Babka z ricottą i rodzynkami
Jak zawsze przed świętami robię różne eksperymenty w kuchni. Przy okazji Wielkiej Nocy testom poddawane są babki, jak się łatwo domyślić.
Sądząc po reakcji rodziny ten wypiek mogę zaliczyć do udanych. Choć babka sprawia wrażenie lekko gumiastej, to smakuje rzeczywiście bardzo dobrze. Następnego dnia jest chyba jeszcze lepsza niż po upieczeniu. Co prawda do tego dnia następnego nie wiele zostało. Młodsza Latorośl co chwila wyrażała swój zachwyt, co nie powiem, było bardzo miłe. Szczerze mówiąc musiałam dawkować to słodkie szczęście, bo pewnie zniknęłoby w jeden dzień.

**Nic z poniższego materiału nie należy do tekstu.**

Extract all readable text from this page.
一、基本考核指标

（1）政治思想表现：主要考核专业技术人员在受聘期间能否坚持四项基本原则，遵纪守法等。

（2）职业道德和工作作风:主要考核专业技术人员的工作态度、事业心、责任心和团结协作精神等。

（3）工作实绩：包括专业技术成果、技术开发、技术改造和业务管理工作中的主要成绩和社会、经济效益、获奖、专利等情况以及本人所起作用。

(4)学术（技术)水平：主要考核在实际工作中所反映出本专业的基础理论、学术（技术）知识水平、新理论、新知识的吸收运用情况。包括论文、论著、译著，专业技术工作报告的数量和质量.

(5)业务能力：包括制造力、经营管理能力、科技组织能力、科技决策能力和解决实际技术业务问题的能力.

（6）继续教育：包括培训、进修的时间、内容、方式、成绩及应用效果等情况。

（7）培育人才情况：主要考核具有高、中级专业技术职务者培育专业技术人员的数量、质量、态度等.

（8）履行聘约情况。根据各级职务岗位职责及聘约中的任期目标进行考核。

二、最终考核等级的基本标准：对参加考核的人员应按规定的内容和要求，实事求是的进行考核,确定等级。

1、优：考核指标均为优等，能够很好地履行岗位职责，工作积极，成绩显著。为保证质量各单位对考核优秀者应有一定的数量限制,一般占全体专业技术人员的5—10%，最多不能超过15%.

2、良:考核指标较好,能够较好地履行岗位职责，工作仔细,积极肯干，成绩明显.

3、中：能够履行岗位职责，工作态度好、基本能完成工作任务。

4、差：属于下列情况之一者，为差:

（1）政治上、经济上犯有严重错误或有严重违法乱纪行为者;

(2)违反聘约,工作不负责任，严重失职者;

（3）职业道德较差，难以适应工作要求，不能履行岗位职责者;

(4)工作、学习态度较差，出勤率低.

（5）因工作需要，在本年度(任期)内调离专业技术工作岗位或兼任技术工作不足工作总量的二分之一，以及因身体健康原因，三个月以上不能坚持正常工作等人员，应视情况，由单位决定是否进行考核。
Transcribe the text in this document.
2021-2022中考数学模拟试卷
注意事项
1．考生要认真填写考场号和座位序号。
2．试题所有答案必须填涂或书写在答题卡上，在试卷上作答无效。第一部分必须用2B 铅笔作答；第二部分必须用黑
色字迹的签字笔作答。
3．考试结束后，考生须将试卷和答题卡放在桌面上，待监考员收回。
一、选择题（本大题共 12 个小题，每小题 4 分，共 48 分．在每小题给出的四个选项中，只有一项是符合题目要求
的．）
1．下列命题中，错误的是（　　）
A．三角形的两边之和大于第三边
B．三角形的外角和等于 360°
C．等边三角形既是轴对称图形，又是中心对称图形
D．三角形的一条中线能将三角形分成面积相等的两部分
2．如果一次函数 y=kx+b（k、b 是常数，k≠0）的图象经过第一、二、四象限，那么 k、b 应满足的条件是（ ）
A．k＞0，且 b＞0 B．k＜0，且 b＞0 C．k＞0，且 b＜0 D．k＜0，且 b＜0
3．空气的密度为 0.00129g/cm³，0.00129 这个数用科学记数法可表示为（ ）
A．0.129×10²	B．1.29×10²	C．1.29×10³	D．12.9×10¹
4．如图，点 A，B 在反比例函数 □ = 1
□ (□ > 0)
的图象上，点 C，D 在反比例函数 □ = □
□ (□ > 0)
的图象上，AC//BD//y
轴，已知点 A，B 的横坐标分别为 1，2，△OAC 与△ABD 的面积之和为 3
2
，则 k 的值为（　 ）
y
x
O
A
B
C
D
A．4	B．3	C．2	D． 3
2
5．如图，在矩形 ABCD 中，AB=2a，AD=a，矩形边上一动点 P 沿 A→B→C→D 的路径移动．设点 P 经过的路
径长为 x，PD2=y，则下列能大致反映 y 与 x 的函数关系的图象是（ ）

Babka z ricottą i rodzynkami
składniki
- 250 g ricotty
- 100 g mąki + do obtoczenia rodzynek
- 50 g rodzynek
- 1 pomarańcza
- 3 jajka
- 100 g brązowego cukru
- 3 łyżki śmietany
- 2 łyżeczki esencji waniliowej
- 2 łyżeczki proszku do pieczenia
- szczypta soli i cynamonu
- masło do formy
- cukier puder do posypania
wykonanie: Rodzynki namaczamy w soku z pomarańczy. Jajka ubijamy z cukrem. Dodajemy do nich mąkę, wanilie, proszek do pieczenia oraz 2 szczypty cynamonu i szczyptę soli. Ubijamy. Dodajemy ricottę, 2 łyżki soku pomarańczowego i śmietanę. Ponownie ubijamy. Rodzynki odsączamy i obtaczamy w mące. Foremkę smarujemy masłem. Wylewamy połowę ciasta, a następnie wrzucamy połowę rodzynek. Na rodzynki dajemy pozostałe ciasto, na które znów wykładamy rodzynki. Babkę pieczemy przez 40 minut w temperaturze 180°C Po upieczeniu wystudzamy i przed podaniem posypujemy cukrem pudrem.